Skip to content
avitorovic edited this page May 8, 2012 · 24 revisions

Squall aims to support online analytics expressed in SQL. “Online“ means that the final result is constantly updated as new tuples arrive in the system. At each step, the system represents an eventually correct query result for the tuples seen so far.

The Squall engine is meant to support, when ready, three kinds of query processing problems:

  1. Data stream processing: data arrives in streaming fashion; the state of the system is part of the recently seen data (say, a sliding or tumbling window over the stream), and we do queries over the stream using window semantics.

  2. Incremental query evaluation: We materialize a view (expressed as a query) of a database. Whenever an update to the database arrives, we want to quickly refresh the materialized view. The challenge here is to avoid recomputing the view from scratch every time an update arrives.

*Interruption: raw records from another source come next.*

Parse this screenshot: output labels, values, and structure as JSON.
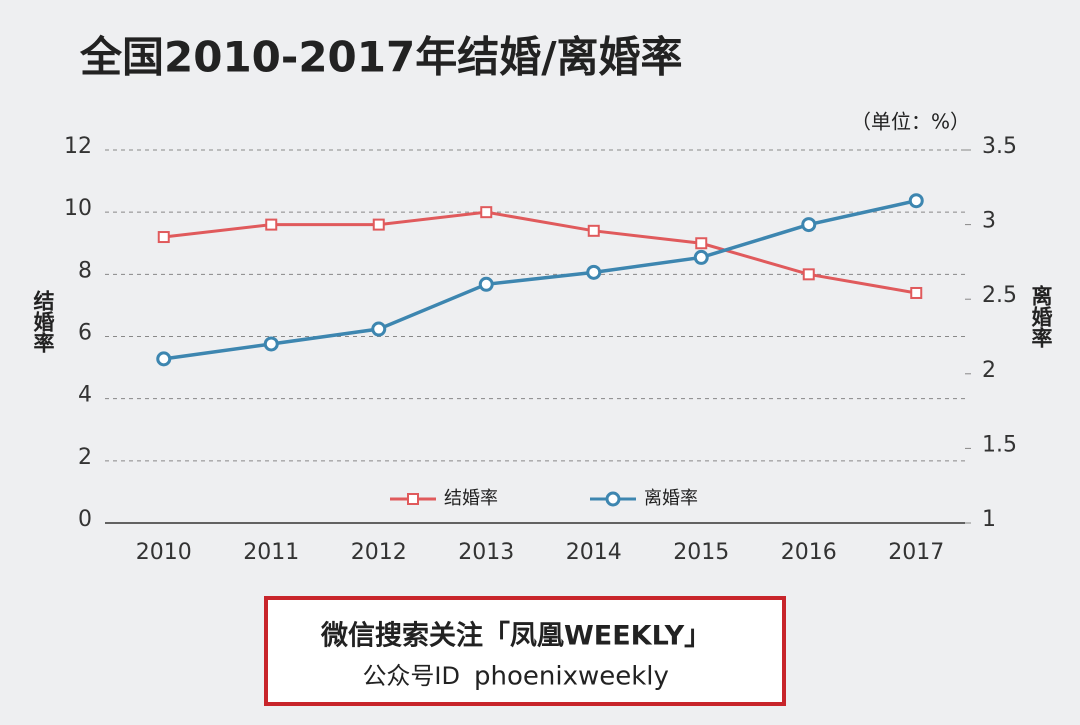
{
  "chart_data": {
    "type": "line",
    "title": "全国2010-2017年结婚/离婚率",
    "unit_note": "（单位：%）",
    "y_label": "结婚率",
    "y2_label": "离婚率",
    "categories": [
      "2010",
      "2011",
      "2012",
      "2013",
      "2014",
      "2015",
      "2016",
      "2017"
    ],
    "series": [
      {
        "name": "结婚率",
        "color": "#e05a5c",
        "marker": "square",
        "values": [
          9.2,
          9.6,
          9.6,
          10.0,
          9.4,
          9.0,
          8.0,
          7.4
        ]
      },
      {
        "name": "离婚率",
        "color": "#3d86b0",
        "marker": "circle",
        "axis": "y2",
        "values": [
          2.1,
          2.2,
          2.3,
          2.6,
          2.68,
          2.78,
          3.0,
          3.16
        ]
      }
    ],
    "ylim": [
      0,
      12
    ],
    "yticks": [
      0,
      2,
      4,
      6,
      8,
      10,
      12
    ],
    "y2lim": [
      1,
      3.5
    ],
    "y2ticks": [
      1,
      1.5,
      2,
      2.5,
      3,
      3.5
    ],
    "grid": true,
    "legend": "lower center"
  },
  "banner": {
    "text": "微信搜索关注",
    "brand": "「凤凰WEEKLY」",
    "id_label": "公众号ID",
    "id_value": "phoenixweekly"
  }
}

  3. Online aggregation: There is a large, conceptually static database or data warehouse and we want to evaluate a query on it and see a continuously improving approximation of the query result, ideally with error bounds, while the computation of the query result is executing. Typically, the data would be read out of the database and fed into the Storm topology in random order to allow us to compute error bounds using statistical machinery (conceptually by sampling, but for for performance reasons, in practice starting from a database whose entries have been randomly reshuffled offline to allow for an efficient scan of it at query processing time).

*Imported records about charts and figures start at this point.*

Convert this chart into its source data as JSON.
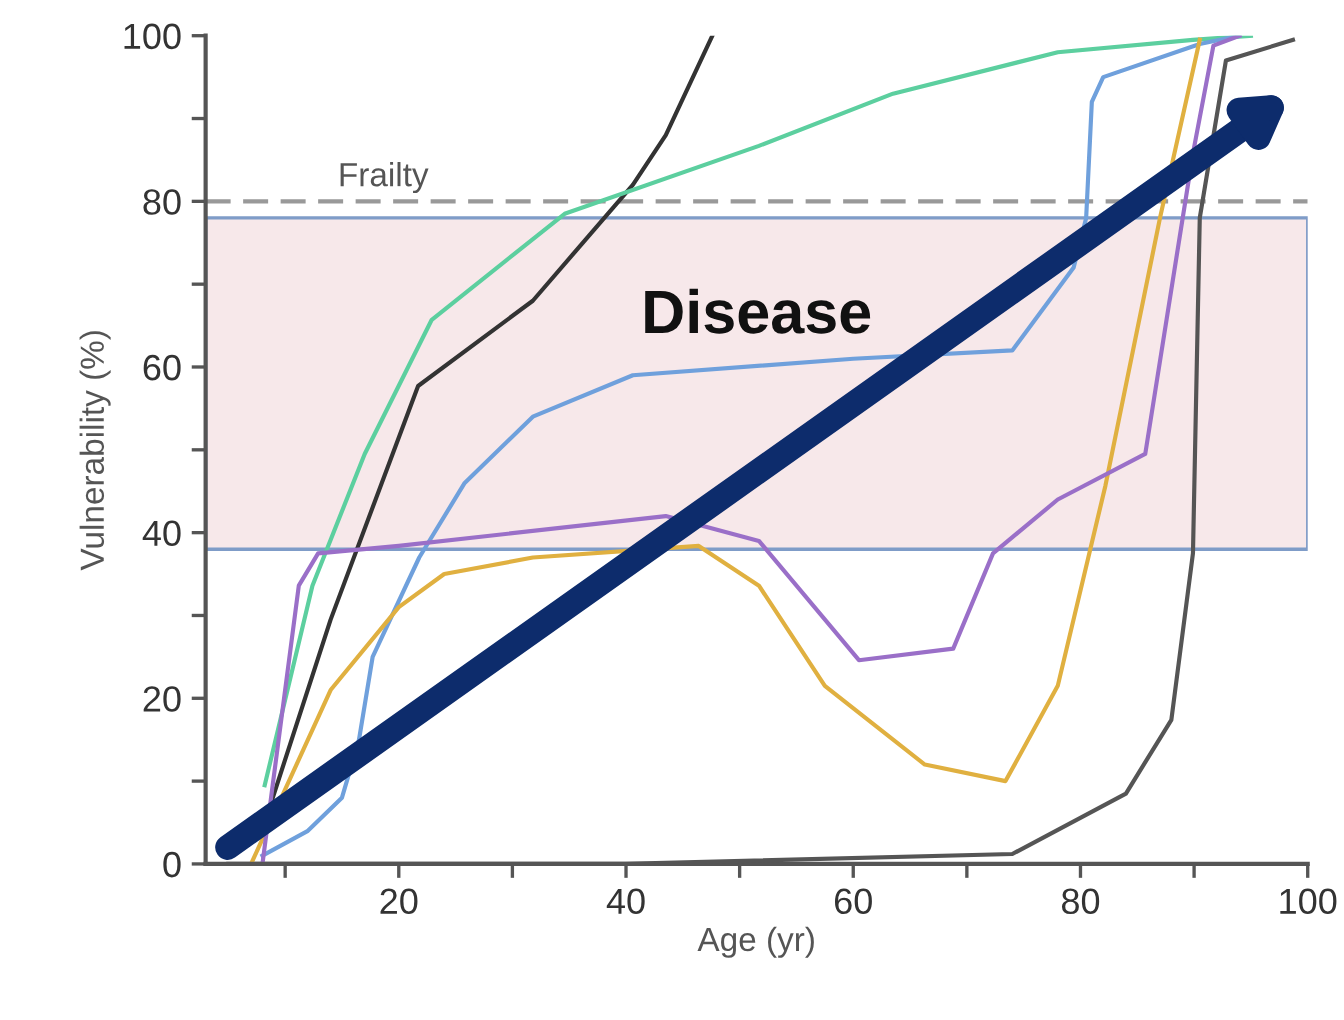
{
  "chart_data": {
    "type": "line",
    "xlabel": "Age (yr)",
    "ylabel": "Vulnerability (%)",
    "xlim": [
      3,
      100
    ],
    "xticks": [
      {
        "value": 10,
        "label": null
      },
      20,
      {
        "value": 30,
        "label": null
      },
      40,
      {
        "value": 50,
        "label": null
      },
      60,
      {
        "value": 70,
        "label": null
      },
      80,
      {
        "value": 90,
        "label": null
      },
      100
    ],
    "ylim": [
      0,
      100
    ],
    "yticks": [
      0,
      {
        "value": 10,
        "label": null
      },
      20,
      {
        "value": 30,
        "label": null
      },
      40,
      {
        "value": 50,
        "label": null
      },
      60,
      {
        "value": 70,
        "label": null
      },
      80,
      {
        "value": 90,
        "label": null
      },
      100
    ],
    "grid": false,
    "legend": false,
    "bands": [
      {
        "axis": "y",
        "from": 38,
        "to": 78,
        "label": "Disease",
        "color": "#f7e8ea"
      }
    ],
    "ref_lines": [
      {
        "axis": "y",
        "value": 80,
        "label": "Frailty",
        "color": "#999999",
        "line_style": "dashed"
      }
    ],
    "series": [
      {
        "color": "#333333",
        "x": [
          8.2,
          14,
          21.7,
          31.8,
          40.6,
          43.5,
          47.6
        ],
        "values": [
          5,
          29.5,
          57.7,
          68,
          82,
          88,
          100
        ]
      },
      {
        "color": "#5ccf9f",
        "x": [
          8.2,
          12.4,
          17,
          22.9,
          34.6,
          51.7,
          63.5,
          78,
          89.9,
          95
        ],
        "values": [
          9.5,
          33.6,
          49.5,
          65.7,
          78.5,
          86.7,
          93,
          98,
          99.5,
          100
        ]
      },
      {
        "color": "#6fa0dc",
        "x": [
          8,
          12,
          15,
          16.5,
          17.7,
          21.8,
          25.8,
          31.8,
          40.6,
          60,
          74,
          79.4,
          80.5,
          81,
          82,
          90.5,
          94
        ],
        "values": [
          1,
          4,
          8,
          15,
          25,
          37,
          46,
          54,
          59,
          61,
          62,
          72,
          78,
          92,
          95,
          99,
          100
        ]
      },
      {
        "color": "#e0b040",
        "x": [
          7,
          14,
          20,
          24,
          31.8,
          46.4,
          51.7,
          57.5,
          66.3,
          73.4,
          78,
          82.2,
          87,
          90.5
        ],
        "values": [
          0,
          21,
          31,
          35,
          37,
          38.4,
          33.6,
          21.5,
          12,
          10,
          21.5,
          45.7,
          78,
          99.5
        ]
      },
      {
        "color": "#9a6fc8",
        "x": [
          8,
          8.9,
          11.2,
          12.9,
          20,
          43.5,
          51.7,
          60.5,
          68.8,
          72.3,
          78,
          85.7,
          89.9,
          91.7,
          94
        ],
        "values": [
          0,
          9.5,
          33.6,
          37.5,
          38.4,
          42,
          39,
          24.6,
          26,
          37.5,
          44,
          49.5,
          85.8,
          98.8,
          100
        ]
      },
      {
        "color": "#555555",
        "x": [
          5,
          40,
          74,
          84,
          88,
          89.9,
          90.5,
          92.8,
          98.7
        ],
        "values": [
          0,
          0,
          1.2,
          8.5,
          17.4,
          37.5,
          78,
          97,
          99.5
        ]
      }
    ]
  }
}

Currently, we do not have approximation on top of the query engine. This is different from Online Aggregation paper. State of the art online aggregation paper DBO does all the processing on a single node. Compared to incremental processing, this can be applied, but we essentially do not have the result for the previous database, and then update it as tuples arrive. We have to build it from the beginning. Compared to Streaming, we need to implemented deletion and expiration of tuples.